As wheat prices remain stagnant at multi-year lows, wheat farmers are tightening their grip on old-crop supplies as they wait out for a return for higher prices.
But analysts aren’t expecting significantly higher prices to return anytime soon with USDA predicting record high world wheat production and ending stocks.
USDA currently projects world wheat production at a record 731.6 million metric tons for 2015-2016, up from 726.5 million metric tons last year. World wheat ending stocks for the current marketing year, meanwhile, are expected to rise to a record 226.56 million metric tons, up from 211.31 million metric tons in 2014-2015.
“Farmers are hesitant to sell into a situation where they’re losing money, and they’re waiting for something better,” says Dan O’Brien, K-State extension agricultural economist. “That’s not a bad financial response necessarily, but the only thing that works against that is cash flow needs. Eventually, if they have to generate cash, you hope that not everyone follows that same strategy and are all forced to sell at once. That’s a common story.”
Farmers, though, still can employ a marketing strategy to spread their price risk, O’Brien says.
By diversifying cash sales of wheat over time, farmers can generate some cash flow while at the same time hedging against the threat of even lower cash prices later. Timing some sales at a later date also leaves open the possibility of capturing potential market rallies in the future.
“I think there would be merit in diversification of your time risk,” O’Brien stresses. “By having a time diversified strategy, which is sell some now, sell some later, at least you’re working your way through this. Sell what you need for cash purposes because people do have cash flow needs, but retain some with the idea that anything could happen down the road.”
Bret Oelke, Marketing Management Coach for Innovus Agra, LLC, in St. Cloud, Minn., recommends using the futures market to capture profit offered in deferred contracts.
September 2016 Kansas City wheat futures, for instance, are priced at $5.42 ¼ per bushel, thereby paying farmers a premium of 47 ½ cents/bu., above the current front month price of $4.94 ¾ per bushel to store wheat. September 2016 Minneapolis wheat futures are priced at 44 ¼ cents higher than the nearby contract. September 2016 Chicago wheat, meanwhile, offers only a 23 ½-cent premium over December 2015 futures.
“Farmers need to take a look at not only what the nearby prices are, but also what further-out prices are,” Oelke points out. “There’s been relatively good market carry in all the wheat contracts, and in some cases, they can pick up 30 to 40 cents or more by hedging out further.

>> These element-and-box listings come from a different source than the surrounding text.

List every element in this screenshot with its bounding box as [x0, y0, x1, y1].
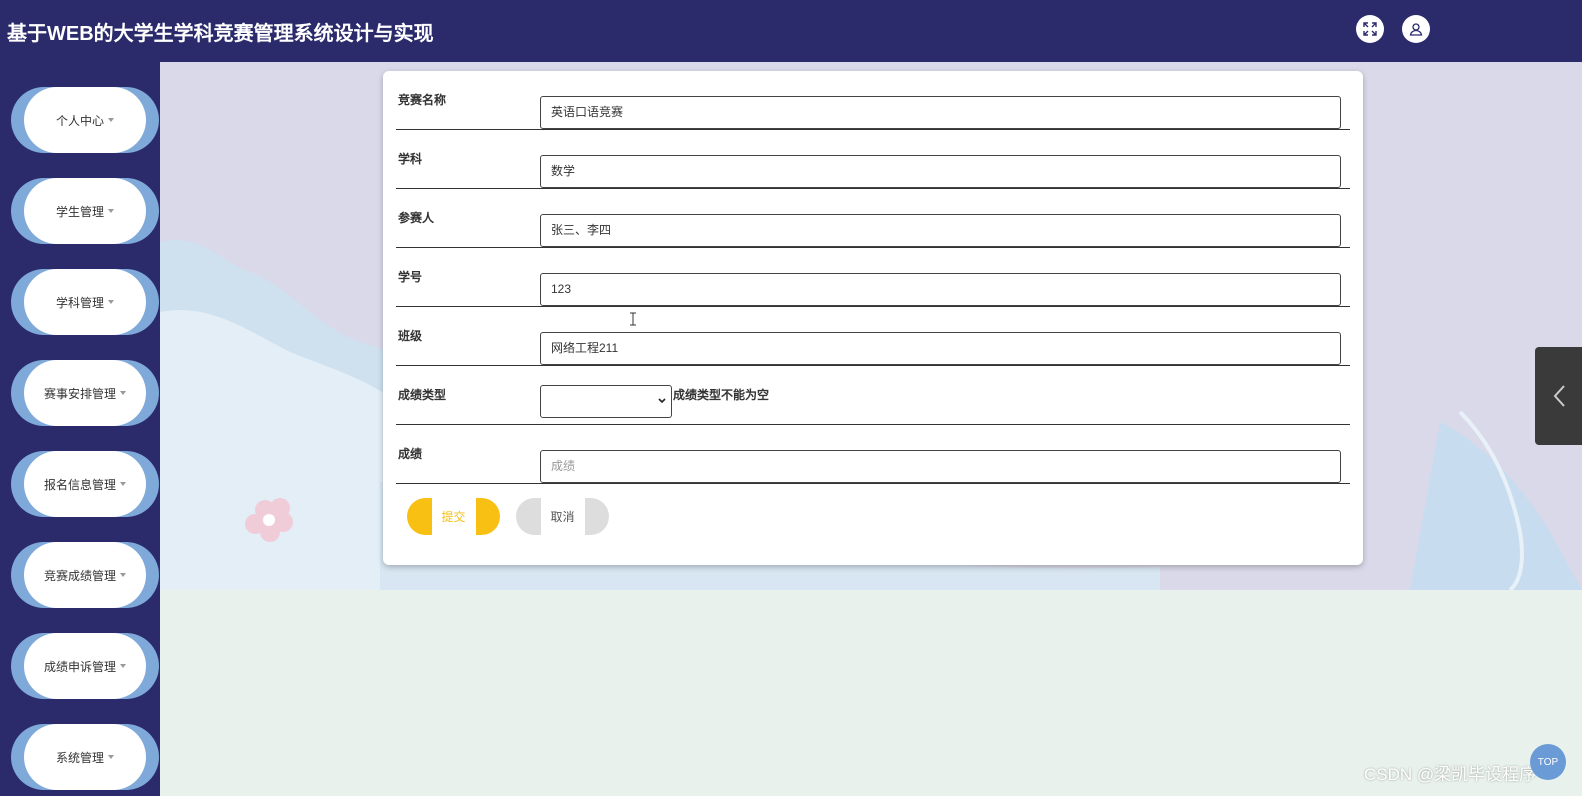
score-form-card: 竞赛名称 英语口语竞赛 学科 数学 参赛人 张三、李四 学号 123 班级 网络…: [383, 71, 1363, 565]
sidebar-item-appeal-management[interactable]: 成绩申诉管理: [11, 633, 159, 699]
fullscreen-button[interactable]: [1356, 15, 1384, 43]
form-row-score-type: 成绩类型 成绩类型不能为空: [396, 366, 1350, 425]
user-icon: [1409, 23, 1423, 36]
competition-name-input[interactable]: 英语口语竞赛: [540, 96, 1341, 129]
chevron-down-icon: [658, 398, 666, 404]
top-header: 基于WEB的大学生学科竞赛管理系统设计与实现: [0, 0, 1582, 62]
field-label: 成绩类型: [398, 388, 447, 402]
form-row-participants: 参赛人 张三、李四: [396, 189, 1350, 248]
form-row-class: 班级 网络工程211: [396, 307, 1350, 366]
sidebar-item-label: 学生管理: [55, 204, 104, 219]
caret-down-icon: [120, 664, 126, 668]
side-panel-toggle[interactable]: [1535, 347, 1582, 445]
caret-down-icon: [120, 482, 126, 486]
sidebar-item-registration[interactable]: 报名信息管理: [11, 451, 159, 517]
caret-down-icon: [108, 209, 114, 213]
sidebar-item-label: 学科管理: [55, 295, 104, 310]
sidebar-item-score-management[interactable]: 竞赛成绩管理: [11, 542, 159, 608]
class-input[interactable]: 网络工程211: [540, 332, 1341, 365]
field-label: 成绩: [398, 447, 423, 461]
user-button[interactable]: [1402, 15, 1430, 43]
subject-input[interactable]: 数学: [540, 155, 1341, 188]
cancel-button[interactable]: 取消: [516, 498, 609, 535]
sidebar-item-event-schedule[interactable]: 赛事安排管理: [11, 360, 159, 426]
sidebar-item-system-management[interactable]: 系统管理: [11, 724, 159, 790]
sidebar-item-label: 报名信息管理: [43, 477, 116, 492]
cancel-button-label: 取消: [540, 498, 585, 535]
text-cursor-icon: [630, 312, 636, 326]
app-title: 基于WEB的大学生学科竞赛管理系统设计与实现: [7, 23, 434, 45]
field-label: 学号: [398, 270, 423, 284]
caret-down-icon: [108, 118, 114, 122]
watermark: CSDN @梁凯毕设程序: [1364, 765, 1537, 784]
student-id-input[interactable]: 123: [540, 273, 1341, 306]
score-type-select[interactable]: [540, 385, 672, 418]
caret-down-icon: [108, 755, 114, 759]
caret-down-icon: [108, 300, 114, 304]
submit-button-label: 提交: [431, 498, 476, 535]
sidebar: 个人中心 学生管理 学科管理 赛事安排管理 报名信息管理 竞赛成绩管理 成绩申诉…: [0, 62, 160, 796]
score-type-error-message: 成绩类型不能为空: [673, 388, 770, 402]
sidebar-item-label: 成绩申诉管理: [43, 659, 116, 674]
participants-input[interactable]: 张三、李四: [540, 214, 1341, 247]
caret-down-icon: [120, 391, 126, 395]
sidebar-item-label: 竞赛成绩管理: [43, 568, 116, 583]
sidebar-item-label: 个人中心: [55, 113, 104, 128]
field-label: 参赛人: [398, 211, 435, 225]
field-label: 竞赛名称: [398, 93, 447, 107]
back-to-top-button[interactable]: TOP: [1530, 744, 1566, 780]
form-row-score: 成绩 成绩: [396, 425, 1350, 484]
submit-button[interactable]: 提交: [407, 498, 500, 535]
score-input[interactable]: 成绩: [540, 450, 1341, 483]
field-label: 学科: [398, 152, 423, 166]
field-label: 班级: [398, 329, 423, 343]
caret-down-icon: [120, 573, 126, 577]
fullscreen-icon: [1363, 22, 1377, 36]
form-row-student-id: 学号 123: [396, 248, 1350, 307]
sidebar-item-subject-management[interactable]: 学科管理: [11, 269, 159, 335]
chevron-left-icon: [1553, 385, 1565, 407]
form-row-subject: 学科 数学: [396, 130, 1350, 189]
sidebar-item-personal-center[interactable]: 个人中心: [11, 87, 159, 153]
form-row-competition-name: 竞赛名称 英语口语竞赛: [396, 71, 1350, 130]
sidebar-item-student-management[interactable]: 学生管理: [11, 178, 159, 244]
sidebar-item-label: 赛事安排管理: [43, 386, 116, 401]
sidebar-item-label: 系统管理: [55, 750, 104, 765]
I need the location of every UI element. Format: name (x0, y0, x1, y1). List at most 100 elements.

They might possibly see some basis improvement as well, depending on where they’re at and what their current basis situation is.”
But if farmers are holding out for the return of a bullish trend in wheat, O’Brien notes that the fundamentals aren’t in their favor. A plentiful supply of wheat in the world and the threat of rising interest rates at the U.S. Federal Reserve are real downside risks farmers must consider.
“The only thing that works against wheat – in the absence of a supply shock somewhere around the world with another exporter or major importer that grows wheat – is this looming issue with the Federal Reserve,” O’Brian says. “They might take action to increase interest rates, which would feed over to the value of the dollar and would hurt us that much more in terms of wheat exports.”